With the first official release of the IPCC Fifth Assessment Report expected on Friday, September 27, print and broadcast media across the U.S. have begun reporting on widely available working drafts of the Working Group I report, evaluating the scientific literature on the physical science behind climate change.
Initial reports on the draft indicate increasing confidence behind the underlying science and behind a substantial human role in warming, primarily as a result of burning fossil fuels. That’s unlikely to come as a surprise to many who have regularly reviewed the peer-reviewed literature on the issue over recent years.

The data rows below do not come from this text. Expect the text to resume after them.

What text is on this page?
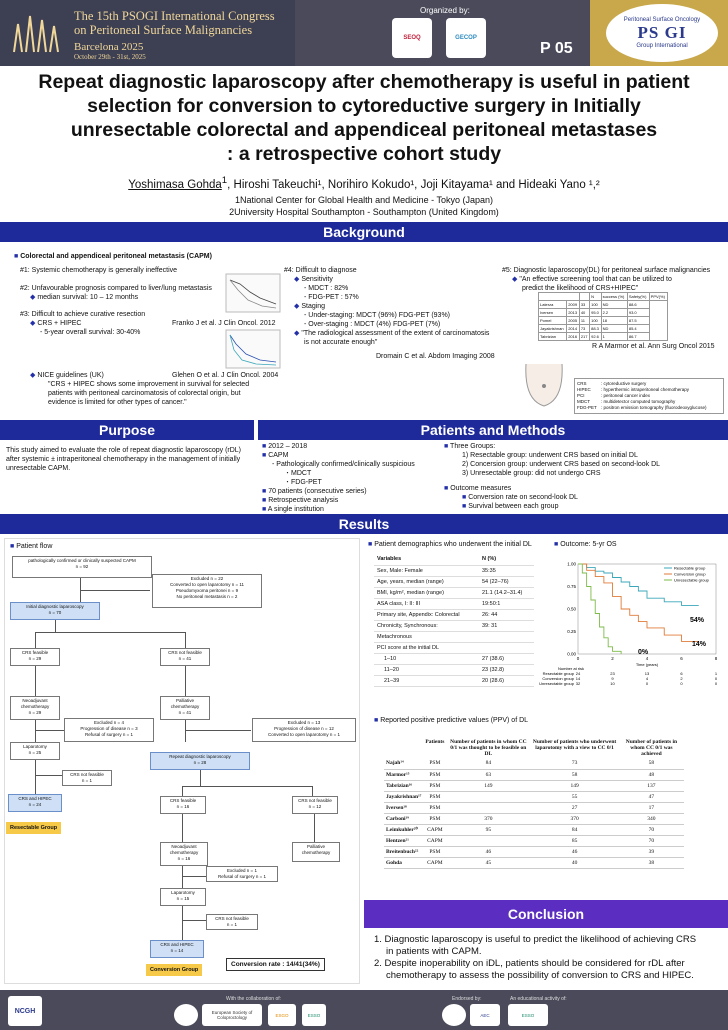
The 15th PSOGI International Congress
on Peritoneal Surface Malignancies
Barcelona 2025
October 29th - 31st, 2025
Organized by:
SEOQ	GECOP
P 05
Peritoneal Surface Oncology
PS GI
Group International
Repeat diagnostic laparoscopy after chemotherapy is useful in patient
selection for conversion to cytoreductive surgery in Initially
unresectable colorectal and appendiceal peritoneal metastases
: a retrospective cohort study
Yoshimasa Gohda$^1$, Hiroshi Takeuchi¹, Norihiro Kokudo¹, Joji Kitayama¹ and Hideaki Yano ¹,²
1National Center for Global Health and Medicine - Tokyo (Japan)
2University Hospital Southampton - Southampton (United Kingdom)
Background
■ Colorectal and appendiceal peritoneal metastasis (CAPM)
#1: Systemic chemotherapy is generally ineffective
#2: Unfavourable prognosis compared to liver/lung metastasis
◆ median survival: 10 – 12 months
#3: Difficult to achieve curative resection
◆ CRS + HIPEC
- 5-year overall survival: 30-40%
Franko J et al. J Clin Oncol. 2012
Glehen O et al. J Clin Oncol. 2004
◆ NICE guidelines (UK)
"CRS + HIPEC shows some improvement in survival for selected
patients with peritoneal carcinomatosis of colorectal origin, but
evidence is limited for other types of cancer."
#4: Difficult to diagnose
◆ Sensitivity
- MDCT : 82%
- FDG-PET : 57%
◆ Staging
- Under-staging: MDCT (96%) FDG-PET (93%)
- Over-staging : MDCT (4%) FDG-PET (7%)
◆ "The radiological assessment of the extent of carcinomatosis
is not accurate enough"
Dromain C et al. Abdom Imaging 2008
#5: Diagnostic laparoscopy(DL) for peritoneal surface malignancies
◆ "An effective screening tool that can be utilized to
predict the likelihood of CRS+HIPEC"
			N	success (%)	Safety(%)	PPV(%)
Laterza	2009	33	100	ND	88.6	
Iversen	2013	40	95.0	2.2	93.0	
Pomel	2005	11	100	18	87.5	
Jayakrishnan	2014	73	88.3	ND	85.4	
Tabrizian	2016	217	92.6	1	86.7	
R A Marmor et al. Ann Surg Oncol 2015
CRS	: cytoreductive surgery
HIPEC : hyperthermic intraperitoneal chemotherapy
PCI	: peritoneal cancer index
MDCT : multidetector computed tomography
FDG-PET : positron emission tomography (fluorodeoxyglucose)
Purpose
This study aimed to evaluate the role of repeat diagnostic laparoscopy (rDL) after systemic ± intraperitoneal chemotherapy in the management of initially unresectable CAPM.
Patients and Methods
■ 2012 – 2018
■ CAPM
- Pathologically confirmed/clinically suspicious
・MDCT
・FDG-PET
■ 70 patients (consecutive series)
■ Retrospective analysis
■ A single institution
■ Three Groups:
1) Resectable group: underwent CRS based on initial DL
2) Concersion group: underwent CRS based on second-look DL
3) Unresectable group: did not undergo CRS
■ Outcome measures
■ Conversion rate on second-look DL
■ Survival between each group
Results
■ Patient flow
pathologically confirmed or clinically suspected CAPM
n = 92
Excluded n = 22
Converted to open laparotomy n = 11
Pseudomyxoma peritonei n = 9
No peritoneal metastasis n = 2
Initial diagnostic laparoscopy
n = 70
CRS feasible
n = 29
CRS not feasible
n = 41
Neoadjuvant
chemotherapy
n = 29
Palliative
chemotherapy
n = 41
Excluded n = 4
Progression of disease n = 3
Refusal of surgery n = 1
Excluded n = 13
Progression of disease n = 12
Converted to open laparotomy n = 1
Laparotomy
n = 25
Repeat diagnostic laparoscopy
n = 28
CRS not feasible
n = 1
CRS and HIPEC
n = 24
Resectable Group
CRS feasible
n = 16
CRS not feasible
n = 12
Neoadjuvant
chemotherapy
n = 16
Palliative
chemotherapy
Excluded n = 1
Refusal of surgery n = 1
Laparotomy
n = 15
CRS not feasible
n = 1
CRS and HIPEC
n = 14
Conversion Group
Conversion rate : 14/41(34%)
■ Patient demographics who underwent the initial DL
Variables	N (%)
Sex, Male: Female	35:35
Age, years, median (range)	54 (22–76)
BMI, kg/m², median (range)	21.1 (14.2–31.4)
ASA class, I: II: III	19:50:1
Primary site, Appendix: Colorectal	26: 44
Chronicity, Synchronous:	39: 31
Metachronous	
PCI score at the initial DL	
1–10	27 (38.6)
11–20	23 (32.8)
21–39	20 (28.6)
■ Outcome: 5-yr OS
1.00
0.75
0.50
0.25
0.00
0	2	4	6	8
Time (years)
Resectable group
Conversion group
Unresectable group
54%
14%
0%
Number at risk
Resectable group 24	23	13	6	1
Conversion group 14	9	4	2	0
Unresectable group 32	10	0	0	0
■ Reported positive predictive values (PPV) of DL
	Patients	Number of patients in whom CC 0/1 was thought to be feasible on DL	Number of patients who underwent laparotomy with a view to CC 0/1	Number of patients in whom CC 0/1 was achieved
Najah¹⁴	PSM	84	73	58
Marmor¹⁵	PSM	63	58	48
Tabrizian¹⁶	PSM	149	149	137
Jayakrishnan¹⁷	PSM		55	47
Iversen¹⁸	PSM		27	17
Carboni¹⁹	PSM	370	370	340
Leimkuhler²⁰	CAPM	95	84	70
Hentzen²¹	CAPM		85	70
Breitenbuch²²	PSM	46	46	39
Gohda	CAPM	45	40	38
Conclusion
1. Diagnostic laparoscopy is useful to predict the likelihood of achieving CRS
in patients with CAPM.
2. Despite inoperability on iDL, patients should be considered for rDL after
chemotherapy to assess the possibility of conversion to CRS and HIPEC.
NCGH
With the collaboration of:
European Society of Coloproctology	ESGO	ESSO
Endorsed by:	An educational activity of:
AEC	ESSO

Using its established metrics for showing degrees of confidence, it appears the final report will increase the level of confidence concerning a human impact from 90 percent to 95 percent. The IPCC report at this point is likely also to reflect a downward revision in climate sensitivity but heightened concerns about risks of greater sea-level rise and threats to coastal communities.
New York Times reporter Justin Gillis’s August 19 front-page piece on a leaked version of the draft report noted continued difficulties in making reliable forecasts of likely climate change impacts at the local level, leaving governments and businesses “fumbling in the dark as they try to plan ahead.”
On the closely-watched issue of whether the global climate may be less sensitive to a doubling of carbon dioxide concentrations than earlier projected, Gillis wrote that the new draft “says the rise could be as low as 2.7 degrees F,” as opposed to the low-end projection of 3.6 degrees F in the 2007 Fourth Assessment Report. “But the draft says only that the low number is possible, not that it is likely,” Gillis reported, adding: “Many climate scientists see only a remote chance that the warming will be that low, with the published evidence suggesting that an increase above 5 degrees F is more likely if carbon dioxide doubles.”
Another issue certain to draw close attention in the new report will involve treatment of sea-level rise, in part because many believe sea-level rise projections in the previous assessment report had been overly conservative. Under the “most optimistic” scenario, Gillis reported, the draft projects that sea level could rise by only about 10 inches by 2100. But “at the other extreme,” with emissions continuing to swiftly increase, “sea-level rise could be expected to rise at least 21 inches and might increase a bit more than three feet” by the end of this century. A three-foot rise “would endanger many of the world’s great cities — among them New York, London, Shanghai, Venice, Sydney, Australia, Miami, and New Orleans,” he wrote.
Under current IPCC planning, the individual working groups are expected to release their reports starting at 10 a.m. Swedish time, 4 a.m. EDT, on Friday, September 27, after Working Group I meets over the preceding four days to review and approve its report. Working Group II, which is assessing scientific literature on impacts, adaptation, and vulnerability, is currently scheduled to meet to approve its report March 25-29, 2014, with release of that report expected soon thereafter. Working Group III, which is assessing scientific literature on mitigation, is scheduled to meet April 7-11, 2014, with the release of that report again expected soon after that meeting ends.
The all-important “Synthesis Report,” which many think is the only part of the full report many close observers and policy experts might actually be tempted to read in full, is unlikely to be officially released before authors meet October 27-31, 2014.
It’s highly likely that advance leaks of information from drafts of each of the working groups will continue right up to the times IPCC officially releases them, with IPCC continuing to remain officially mum until each is actually released.
Those interests traditionally labeled as being “skeptics” of the IPCC and its findings are expected to try to make the climate sensitivity and related warming “pause” issues the prisms through which the public will view the full body of work. Proponents of aggressively reducing carbon dioxide emissions, on the other hand, are certain to seek to counter those arguments and maintain that even the lower climate sensitivity figures continue to pose major challenges and do little more than buy additional time for serious mitigation. They are expected also to attempt to marshal increased public concern surrounding the sea-level rise issue and prospects for more severe weather anomalies and storm surges and increasing risks to public health and infrastructure resources.